Our View: A matter of opinion

The Jessieville School Board's decision to accept the resignation of Superintendent Andy Curry in the wake of a DWI arrest in Texas was a positive step forward not only for the district, but for its most important constituents -- the children.

That's not to say all of the district's problems are behind it, or that all of the questions surrounding Curry's separation package have been answered.

Garland County Prosecuting Attorney Steve Oliver told the newspaper Tuesday that he intends to ask for an Arkansas attorney general's opinion on the propriety of including a 2014 Chevrolet Silverado LT as part of Curry's separation package.

In addition to the Silverado, Curry's severance package pays him approximately $150,000 and gives him the three-year-old laptop computer he used at the school.

Our position is clear -- public property should not have been included in his compensation package.

Arkansas Code 6-21-110 states, in part, that "it is hereby declared against public policy and prohibited for any public educational entity to give, donate, or transfer without adequate market value consideration any public property to administrators, board members, or employees of the public education entity, or immediate family members of any of these individuals."

It also states that "public educational entities are prohibited from giving public property having a value of over $100 to leaving or retiring board members, administrators, employees, or members of their immediate family."

There's also Article 14, Section 2 of the state Constitution, which states that "No money or property belonging to the public school fund, or to this state, for the benefit of schools or universities, shall ever be used for any other than the respective purposes to which it belongs."

We'll see what the attorney general has to say on the matter. If it ultimately passes his scrutiny, then we would call upon our elected officials to change state law to close the loophole that allowed it. Public property should be used to benefit the children of the school district, not bartered away to avoid a messy legal separation.

On the heels of Oliver's statement, former school Superintendent George Foshee issued a statement on Tuesday seeking to clear the air about his tenure at Jessieville.

In May, long before the alleged drunk driving incident, the school board released a statement in support of Curry, and announced its intent to investigate possible past transgressions by the previous administration.

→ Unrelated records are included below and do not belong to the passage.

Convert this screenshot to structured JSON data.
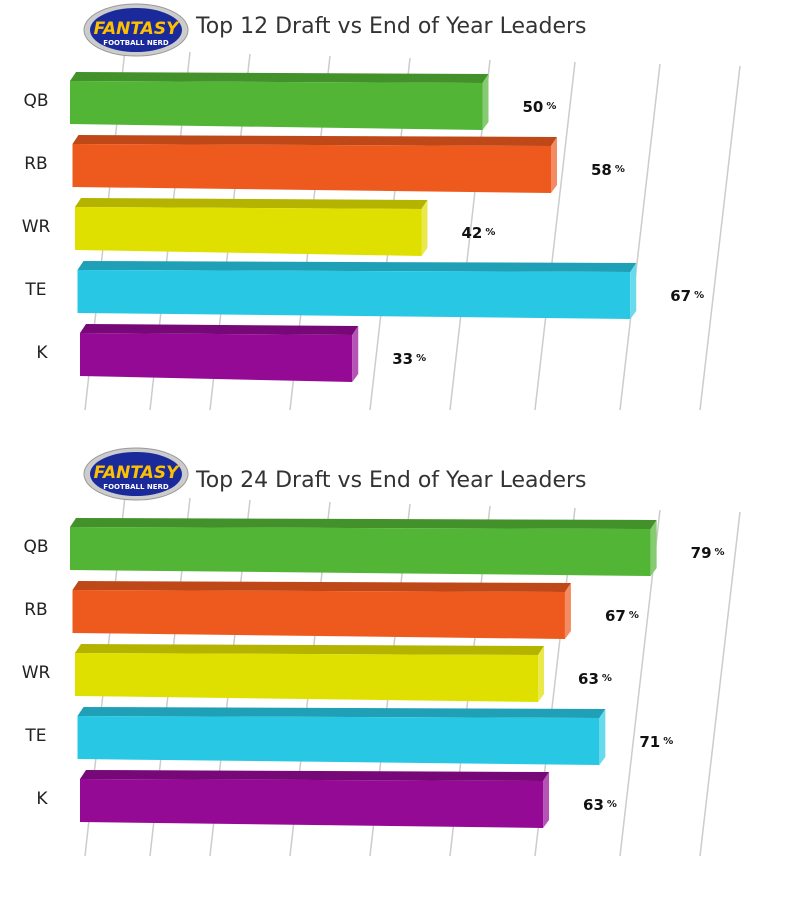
{
  "chart_data": [
    {
      "type": "bar",
      "orientation": "horizontal",
      "style": "3d",
      "title": "Top 12 Draft vs End of Year Leaders",
      "categories": [
        "QB",
        "RB",
        "WR",
        "TE",
        "K"
      ],
      "values": [
        50,
        58,
        42,
        67,
        33
      ],
      "unit": "%",
      "colors": [
        "#52b535",
        "#ee5a1e",
        "#e0e000",
        "#28c8e4",
        "#950a95"
      ],
      "grid": true
    },
    {
      "type": "bar",
      "orientation": "horizontal",
      "style": "3d",
      "title": "Top 24 Draft vs End of Year Leaders",
      "categories": [
        "QB",
        "RB",
        "WR",
        "TE",
        "K"
      ],
      "values": [
        79,
        67,
        63,
        71,
        63
      ],
      "unit": "%",
      "colors": [
        "#52b535",
        "#ee5a1e",
        "#e0e000",
        "#28c8e4",
        "#950a95"
      ],
      "grid": true
    }
  ],
  "logo": {
    "text_main": "FANTASY",
    "text_sub": "FOOTBALL NERD"
  }
}
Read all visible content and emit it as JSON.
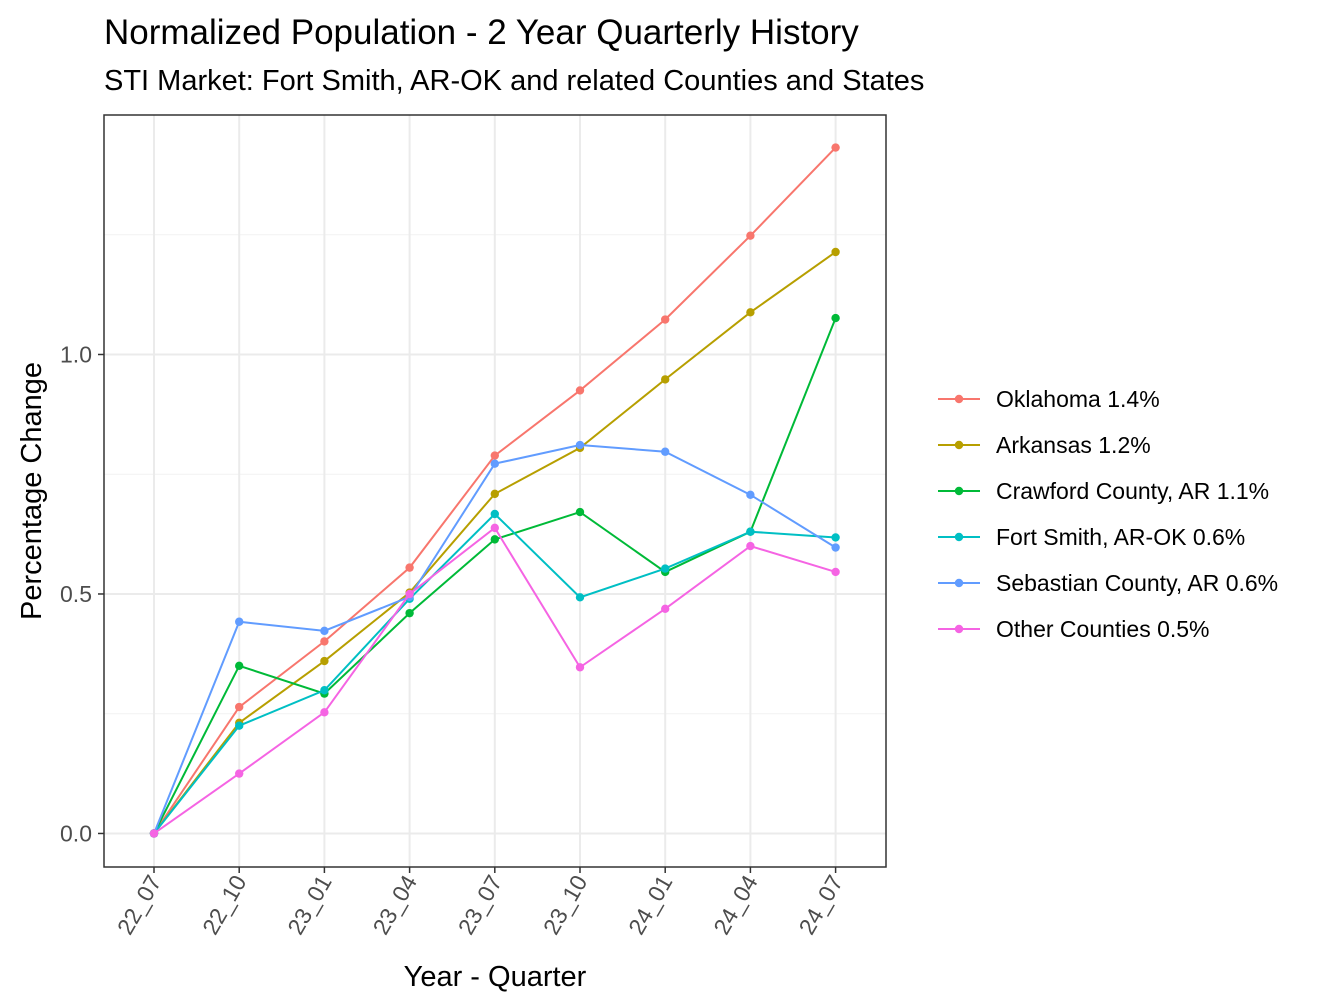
{
  "chart_data": {
    "type": "line",
    "title": "Normalized Population - 2 Year Quarterly History",
    "subtitle": "STI Market: Fort Smith, AR-OK and related Counties and States",
    "xlabel": "Year - Quarter",
    "ylabel": "Percentage Change",
    "categories": [
      "22_07",
      "22_10",
      "23_01",
      "23_04",
      "23_07",
      "23_10",
      "24_01",
      "24_04",
      "24_07"
    ],
    "ylim": [
      -0.07,
      1.5
    ],
    "yticks": [
      0.0,
      0.5,
      1.0
    ],
    "ytick_labels": [
      "0.0",
      "0.5",
      "1.0"
    ],
    "grid": true,
    "legend_position": "right",
    "series": [
      {
        "name": "Oklahoma 1.4%",
        "color": "#F8766D",
        "values": [
          0.0,
          0.264,
          0.401,
          0.555,
          0.789,
          0.925,
          1.073,
          1.248,
          1.432
        ]
      },
      {
        "name": "Arkansas 1.2%",
        "color": "#B79F00",
        "values": [
          0.0,
          0.231,
          0.36,
          0.503,
          0.709,
          0.805,
          0.948,
          1.088,
          1.214
        ]
      },
      {
        "name": "Crawford County, AR 1.1%",
        "color": "#00BA38",
        "values": [
          0.0,
          0.35,
          0.292,
          0.46,
          0.614,
          0.671,
          0.546,
          0.63,
          1.076
        ]
      },
      {
        "name": "Fort Smith, AR-OK 0.6%",
        "color": "#00BFC4",
        "values": [
          0.0,
          0.225,
          0.299,
          0.49,
          0.667,
          0.493,
          0.553,
          0.63,
          0.618
        ]
      },
      {
        "name": "Sebastian County, AR 0.6%",
        "color": "#619CFF",
        "values": [
          0.0,
          0.442,
          0.423,
          0.494,
          0.772,
          0.811,
          0.797,
          0.707,
          0.597
        ]
      },
      {
        "name": "Other Counties 0.5%",
        "color": "#F564E3",
        "values": [
          0.0,
          0.125,
          0.253,
          0.5,
          0.638,
          0.347,
          0.469,
          0.6,
          0.546
        ]
      }
    ]
  }
}
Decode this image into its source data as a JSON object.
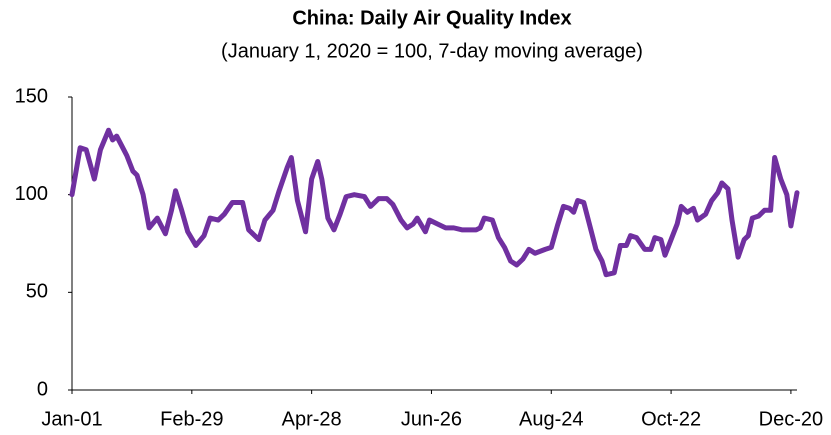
{
  "chart_data": {
    "type": "line",
    "title": "China: Daily Air Quality Index",
    "subtitle": "(January 1, 2020 = 100, 7-day moving average)",
    "x": [
      0,
      4,
      7,
      11,
      14,
      18,
      20,
      22,
      27,
      30,
      32,
      35,
      38,
      42,
      46,
      49,
      51,
      54,
      57,
      61,
      65,
      68,
      72,
      75,
      79,
      84,
      87,
      92,
      95,
      99,
      102,
      106,
      108,
      111,
      115,
      118,
      121,
      123,
      126,
      129,
      132,
      135,
      139,
      144,
      147,
      151,
      155,
      158,
      162,
      165,
      168,
      170,
      174,
      176,
      180,
      184,
      188,
      192,
      196,
      199,
      201,
      203,
      207,
      210,
      213,
      216,
      219,
      222,
      225,
      228,
      233,
      236,
      239,
      242,
      245,
      247,
      249,
      252,
      255,
      258,
      261,
      263,
      267,
      270,
      273,
      275,
      278,
      282,
      285,
      287,
      290,
      292,
      295,
      298,
      300,
      303,
      306,
      308,
      312,
      315,
      318,
      320,
      323,
      325,
      328,
      331,
      333,
      335,
      338,
      341,
      344,
      346,
      349,
      352,
      354,
      357
    ],
    "series": [
      {
        "name": "Daily Air Quality Index",
        "color": "#7030a0",
        "values": [
          100,
          124,
          123,
          108,
          123,
          133,
          128,
          130,
          120,
          112,
          110,
          100,
          83,
          88,
          80,
          92,
          102,
          92,
          81,
          74,
          79,
          88,
          87,
          90,
          96,
          96,
          82,
          77,
          87,
          92,
          102,
          114,
          119,
          97,
          81,
          108,
          117,
          108,
          88,
          82,
          90,
          99,
          100,
          99,
          94,
          98,
          98,
          95,
          87,
          83,
          85,
          88,
          81,
          87,
          85,
          83,
          83,
          82,
          82,
          82,
          83,
          88,
          87,
          78,
          73,
          66,
          64,
          67,
          72,
          70,
          72,
          73,
          84,
          94,
          93,
          91,
          97,
          96,
          84,
          72,
          66,
          59,
          60,
          74,
          74,
          79,
          78,
          72,
          72,
          78,
          77,
          69,
          77,
          85,
          94,
          91,
          93,
          87,
          90,
          97,
          101,
          106,
          103,
          87,
          68,
          77,
          79,
          88,
          89,
          92,
          92,
          119,
          108,
          100,
          84,
          101
        ]
      }
    ],
    "xlim": [
      0,
      357
    ],
    "xticks": [
      {
        "value": 0,
        "label": "Jan-01"
      },
      {
        "value": 59,
        "label": "Feb-29"
      },
      {
        "value": 118,
        "label": "Apr-28"
      },
      {
        "value": 177,
        "label": "Jun-26"
      },
      {
        "value": 236,
        "label": "Aug-24"
      },
      {
        "value": 295,
        "label": "Oct-22"
      },
      {
        "value": 354,
        "label": "Dec-20"
      }
    ],
    "ylim": [
      0,
      150
    ],
    "yticks": [
      0,
      50,
      100,
      150
    ],
    "grid": false
  }
}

A letter from the Legislative Joint Auditing Committee to the district in 2011 communicated that the district expended $123,099 for bus repairs by, and parts from, a business owned by an employee without obtaining a board resolution or Arkansas Department of Education approval as required.

The letter also stated that examination of 46 of the district's expenditure transactions revealed a lack of documented administrative approval for payment in 13 instances. The letter said similar findings were reported in the previous three audits.

Foshee said Tuesday that both the prosecutor and the Garland County Sheriff's Department determined there was no impropriety nor was there any intentional violation of any law or regulation, and that the Jessieville School Board simply failed to pass a board resolution as required by Arkansas law.

As we said at the outset, not all of the district's problems are behind it. We will be closely watching to see what results the district receives from any further investigation into the findings of a 2010 audit by the Arkansas Division of Legislative Audit, including Foshee's actions -- and those of the school board.

We all have a vested interest in seeing these matters resolved and the district move forward. The ultimate concern should not be the administrators or the school board, but the children of the district.

Isn't it about time their academic feats and extracurricular accomplishments were the major news, and not the transgressions of their two past superintendents?